Kłopoty byłego europosła PiS. Prokuratura wykonała kolejny krok

Kłopoty byłego europosła PiS. Prokuratura wykonała kolejny krok

Ryszard Czarnecki
Ryszard Czarnecki Źródło: europa.eu
Prokuratura skierowała do sądu akt oskarżenia ws. „kilometrówek” Ryszarda Czarneckiego. Były europoseł PiS nie przyznał się do winy. Grozi mu 15 lat więzienia.

Prokuratura Okręgowa w Zamościu poinformowała 18 grudnia 2024 r. o skierowaniu do Sądu Okręgowego w Warszawie aktu oskarżenia przeciwko Ryszardowi Czarneckiemu. Chodzi o sprawę tzw. kilometrówek. Postępowanie przygotowawcze w sprawie zostało zainicjonowane zawiadomieniem Europejskiego Urzędu ds. Zwalczania Nadużyć Finansowych (OLAF).

Były europoseł PiS miał doprowadzić Parlament Europejski od lipca 2009 r. do czerwca 2014 r. Europejskiego do niekorzystnego rozporządzenia mieniem znacznej wartości podczas procedury ubiegania się o zwrot kosztów podróży. W związku ze sprawą Czarnecki usłyszał zarzuty.

„Kilometrówki” Ryszarda Czarneckiego. Prokuratura skierowała do sądu akt oskarżenia

Zarzut, który finalnie stanowi treść aktu oskarżenia, dotyczy doprowadzenia od 10 czerwca 2009 r. do 12 listopada 2013 r. w Warszawie, Brukseli i Strasburgu, w celu osiągnięcia korzyści majątkowej Parlamentu Europejskiego do niekorzystnego rozporządzenia mieniem znacznej wartości w łącznej kwocie 203 167 euro. Miało do tego dość poprzez podanie nieprawdy w sporządzonych i podpisanych dokumentach, co do miejsca zamieszkania w kraju.

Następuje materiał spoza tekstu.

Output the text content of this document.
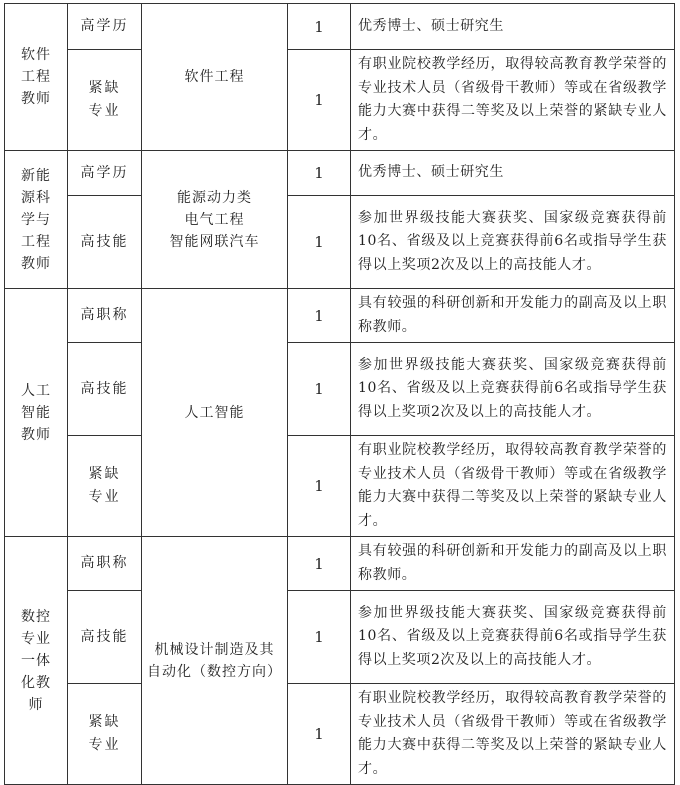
软件
工程
教师	高学历	软件工程	1	优秀博士、硕士研究生

	紧缺
专业		1	有职业院校教学经历，取得较高教育教学荣誉的专业技术人员（省级骨干教师）等或在省级教学能力大赛中获得二等奖及以上荣誉的紧缺专业人才。

新能
源科
学与
工程
教师	高学历	能源动力类
电气工程
智能网联汽车	1	优秀博士、硕士研究生

	高技能		1	参加世界级技能大赛获奖、国家级竞赛获得前10名、省级及以上竞赛获得前6名或指导学生获得以上奖项2次及以上的高技能人才。

人工
智能
教师	高职称	人工智能	1	具有较强的科研创新和开发能力的副高及以上职称教师。

	高技能		1	参加世界级技能大赛获奖、国家级竞赛获得前10名、省级及以上竞赛获得前6名或指导学生获得以上奖项2次及以上的高技能人才。

	紧缺
专业		1	有职业院校教学经历，取得较高教育教学荣誉的专业技术人员（省级骨干教师）等或在省级教学能力大赛中获得二等奖及以上荣誉的紧缺专业人才。

数控
专业
一体
化教
师	高职称	机械设计制造及其
自动化（数控方向）	1	具有较强的科研创新和开发能力的副高及以上职称教师。

	高技能		1	参加世界级技能大赛获奖、国家级竞赛获得前10名、省级及以上竞赛获得前6名或指导学生获得以上奖项2次及以上的高技能人才。

	紧缺
专业		1	有职业院校教学经历，取得较高教育教学荣誉的专业技术人员（省级骨干教师）等或在省级教学能力大赛中获得二等奖及以上荣誉的紧缺专业人才。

Polityk Prawa i Sprawiedliwości miał następnie złożyć 243 wnioski o zwrot kosztów podróży, w których podał nieprawdę, co do odbywanych podróży służbowych, przejechanego kilometrażu oraz pojazdów, jakimi miały się one odbywać. Skutkowało to wprowadzeniem w błąd osób odpowiedzianych w PE za podejmowanie decyzji ws. zwrotu wydatków poniesionych w związku z wykonywaniem obowiązków parlamentarnych i nienależną wypłatą zwrotu wydatków.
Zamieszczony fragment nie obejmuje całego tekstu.